Python integers are unbounded, so there is no overflow concern.
Worked Examples
Example 1
Input:
1
| Current number | Digit sum | Found |
|---|---|---|
| 1 | 1 | 0 |
| 2 | 2 | 0 |
| ... | ... | ... |
| 19 | 10 | 1 |
When 19 is processed, the digit sum equals 10. The counter becomes 1, which matches k, so the answer is 19.
Example 2
Input:
2
| Current number | Digit sum | Found |
|---|---|---|
| 19 | 10 | 1 |
| 20 | 2 | 1 |
| 21 | 3 | 1 |
| ... | ... | ... |
| 28 | 10 | 2 |
The first perfect number encountered is 19. The second is 28, so the algorithm outputs 28.
This trace demonstrates that valid numbers are counted in numerical order, which is exactly the ordering required by the problem.
Complexity Analysis
| Measure | Complexity | Explanation |
|---|---|---|
| Time | O(N log N) | Each checked number requires computing its digit sum, which takes O(log N) digits |
| Space | O(1) | Only a few integer variables are stored |
For k ≤ 10000, the required search range is small enough that this straightforward enumeration easily fits within the time limit. Memory usage is constant.
Test Cases
# helper: run solution on input string, return output string
import sys, io
def solve():
k = int(input())
def digit_sum(x):
s = 0
while x:
s += x % 10
x //= 10
return s
found = 0
num = 1
while True:
if digit_sum(num) == 10:
found += 1
if found == k:
print(num)
return
num += 1
def run(inp: str) -> str:
backup_stdin = sys.stdin
backup_stdout = sys.stdout
sys.stdin = io.StringIO(inp)
sys.stdout = io.StringIO()
global input
input = sys.stdin.readline
solve()
out = sys.stdout.getvalue()
sys.stdin = backup_stdin
sys.stdout = backup_stdout
return out.strip()
# provided sample
assert run("1\n") == "19", "sample 1"
# custom cases
assert run("2\n") == "28", "second perfect number"
assert run("3\n") == "37", "third perfect number"
assert run("10\n") == "109", "crosses into three digits"
assert run("20\n") == "208", "larger counting check"

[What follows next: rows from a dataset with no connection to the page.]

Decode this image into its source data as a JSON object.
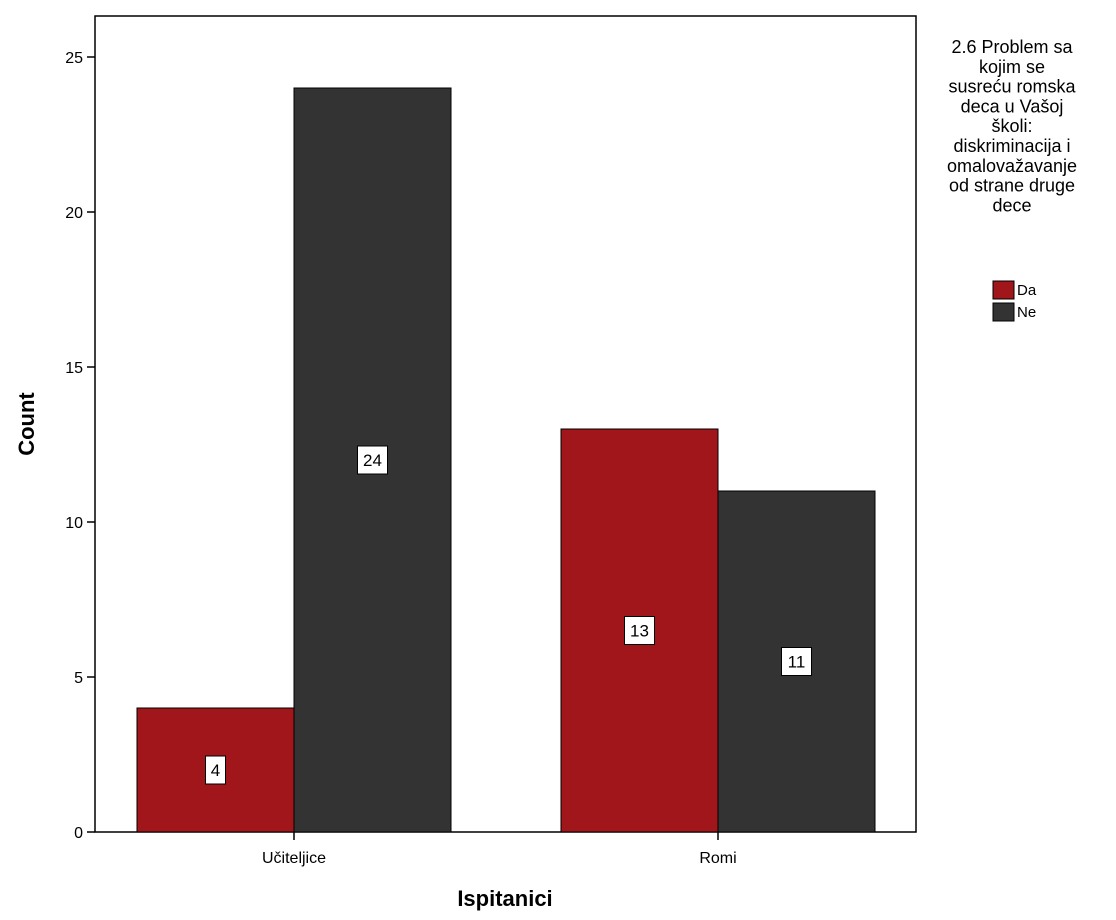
{
  "chart_data": {
    "type": "bar",
    "categories": [
      "Učiteljice",
      "Romi"
    ],
    "series": [
      {
        "name": "Da",
        "values": [
          4,
          13
        ],
        "color": "#a0161a"
      },
      {
        "name": "Ne",
        "values": [
          24,
          11
        ],
        "color": "#333333"
      }
    ],
    "xlabel": "Ispitanici",
    "ylabel": "Count",
    "ylim": [
      0,
      26
    ],
    "yticks": [
      0,
      5,
      10,
      15,
      20,
      25
    ],
    "grid": false,
    "data_labels": true,
    "legend": {
      "title_lines": [
        "2.6 Problem sa",
        "kojim se",
        "susreću romska",
        "deca u Vašoj",
        "školi:",
        "diskriminacija i",
        "omalovažavanje",
        "od strane druge",
        "dece"
      ],
      "placement": "right"
    }
  }
}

| Test input | Expected output | What it validates |
|---|---|---|
1 |
19 |
Minimum valid position |
2 |
28 |
Consecutive counting |
3 |
37 |
Early sequence correctness |
10 |
109 |
Transition from two digits to three digits |
20 |
208 |
Larger counting and ordering |
Edge Cases
Consider the smallest possible query:
1
The algorithm checks integers in order. The first number whose digit sum equals 10 is 19. The counter becomes 1 and matches k, so the output is:
19
This confirms that the search starts early enough and does not skip the first valid answer.
Consider:
2
The valid numbers encountered are 19, then 28. After processing 19, the counter is 1. After processing 28, the counter becomes 2 and the algorithm stops. The output is:
28
This verifies that counting is based on exact digit sum equality rather than any weaker condition.
Consider:
10
The first ten perfect numbers are:
19, 28, 37, 46, 55, 64, 73, 82, 91, 109
The algorithm reaches 109 as the tenth valid number and outputs:
109
This exercises the transition into three digit numbers and confirms that digit sums are computed correctly regardless of the number of digits.